I am still in here, same brain, same person, same aspirations but the shell that has kept it all together in the past is now compromised.
I’m 39, always been able to train to achieve my goals and yet I am not allowed to pick my kids up?! (or the hoover, or the washing…just repeating what the doctor said Jenn)
The 2 things that bother me most are that this situation has forced me to question how much time I have with my family and friends and what I may not be able to do in future as a result of the illness.
I got out of bed this morning and literally had to roll myself off the mattress onto my knees and onto the floor, such was the pain in my back and shoulders. I’m about as much use as a chocolate fireguard.
On the plus side, I’d be a great poster boy for the health and safety brigade because my appreciation of a good straight back and sound posture are all that keep me from collapsing into a heap whenever I get up off the sofa.
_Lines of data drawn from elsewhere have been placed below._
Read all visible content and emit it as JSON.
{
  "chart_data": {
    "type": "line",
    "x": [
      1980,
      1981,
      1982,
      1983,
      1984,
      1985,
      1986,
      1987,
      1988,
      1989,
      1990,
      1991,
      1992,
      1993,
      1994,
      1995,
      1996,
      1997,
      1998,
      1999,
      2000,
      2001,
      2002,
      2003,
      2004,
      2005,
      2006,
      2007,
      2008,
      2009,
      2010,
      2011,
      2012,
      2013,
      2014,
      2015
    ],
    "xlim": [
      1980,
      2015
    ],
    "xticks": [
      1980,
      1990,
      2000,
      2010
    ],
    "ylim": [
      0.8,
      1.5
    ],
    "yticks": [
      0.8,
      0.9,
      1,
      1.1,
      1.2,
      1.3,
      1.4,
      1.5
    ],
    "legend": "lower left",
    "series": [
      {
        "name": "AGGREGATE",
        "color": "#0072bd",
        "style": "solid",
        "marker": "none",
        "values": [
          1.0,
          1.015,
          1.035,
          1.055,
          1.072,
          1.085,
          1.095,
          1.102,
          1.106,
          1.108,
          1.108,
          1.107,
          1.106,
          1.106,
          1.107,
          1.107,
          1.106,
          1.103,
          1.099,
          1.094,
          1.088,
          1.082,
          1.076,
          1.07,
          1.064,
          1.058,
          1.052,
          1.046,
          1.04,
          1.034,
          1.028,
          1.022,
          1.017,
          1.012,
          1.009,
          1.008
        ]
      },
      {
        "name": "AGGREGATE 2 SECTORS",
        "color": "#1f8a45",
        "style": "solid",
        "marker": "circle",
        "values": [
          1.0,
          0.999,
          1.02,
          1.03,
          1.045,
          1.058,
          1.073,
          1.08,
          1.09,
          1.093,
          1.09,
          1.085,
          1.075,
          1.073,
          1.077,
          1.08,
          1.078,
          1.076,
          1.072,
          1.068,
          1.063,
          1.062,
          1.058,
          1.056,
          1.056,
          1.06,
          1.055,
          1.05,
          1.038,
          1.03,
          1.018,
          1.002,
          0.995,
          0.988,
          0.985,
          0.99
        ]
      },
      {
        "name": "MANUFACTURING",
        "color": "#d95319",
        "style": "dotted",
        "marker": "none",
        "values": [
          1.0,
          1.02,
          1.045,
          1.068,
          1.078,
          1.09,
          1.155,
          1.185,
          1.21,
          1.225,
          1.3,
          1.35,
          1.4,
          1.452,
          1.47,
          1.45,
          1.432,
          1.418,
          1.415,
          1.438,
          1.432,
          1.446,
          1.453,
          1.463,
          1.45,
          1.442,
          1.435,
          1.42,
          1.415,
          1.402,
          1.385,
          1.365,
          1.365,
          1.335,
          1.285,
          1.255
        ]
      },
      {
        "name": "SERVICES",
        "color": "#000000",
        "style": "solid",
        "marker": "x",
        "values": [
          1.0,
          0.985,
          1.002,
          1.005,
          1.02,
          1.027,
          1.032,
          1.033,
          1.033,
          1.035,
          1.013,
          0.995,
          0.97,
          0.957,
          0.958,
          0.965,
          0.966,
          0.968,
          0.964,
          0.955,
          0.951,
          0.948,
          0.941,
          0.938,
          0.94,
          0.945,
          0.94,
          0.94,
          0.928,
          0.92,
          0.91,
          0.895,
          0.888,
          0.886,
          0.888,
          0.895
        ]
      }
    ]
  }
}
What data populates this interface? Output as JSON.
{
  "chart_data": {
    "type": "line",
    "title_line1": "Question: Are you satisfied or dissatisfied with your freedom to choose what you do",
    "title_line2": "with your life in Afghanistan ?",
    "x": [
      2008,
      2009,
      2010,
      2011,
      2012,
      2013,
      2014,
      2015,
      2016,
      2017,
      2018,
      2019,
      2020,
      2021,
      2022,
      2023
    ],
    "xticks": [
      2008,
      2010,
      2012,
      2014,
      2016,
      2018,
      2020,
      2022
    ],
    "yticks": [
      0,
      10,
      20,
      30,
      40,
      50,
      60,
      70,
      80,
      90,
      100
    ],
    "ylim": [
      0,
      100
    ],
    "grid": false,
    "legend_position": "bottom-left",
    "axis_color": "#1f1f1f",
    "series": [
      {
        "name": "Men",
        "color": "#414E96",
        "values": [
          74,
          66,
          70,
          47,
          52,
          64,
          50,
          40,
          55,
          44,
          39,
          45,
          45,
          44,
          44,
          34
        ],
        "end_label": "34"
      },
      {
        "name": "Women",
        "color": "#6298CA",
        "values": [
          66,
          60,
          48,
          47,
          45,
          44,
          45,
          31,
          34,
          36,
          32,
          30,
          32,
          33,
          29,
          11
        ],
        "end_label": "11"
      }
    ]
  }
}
I guess the good news is that if the chemo and stem cell therapy work, I can (hopefully) look to a number of years before I have to face relapse and a return to this cycle of drugs etc. I start bisphosphonate treatment too this round so if all goes to plan, the bone degeneration will be stalled and maybe even reversed. The optimist in me sees successful outcomes on both of these fronts so life will get back as much as it can, to a normality where I can use my body to its full potential again.
The task now is to get through the next 12 months, do what the doctors tell me and stay focused and positive…and maintain my dignity by investing in a new mode of transport!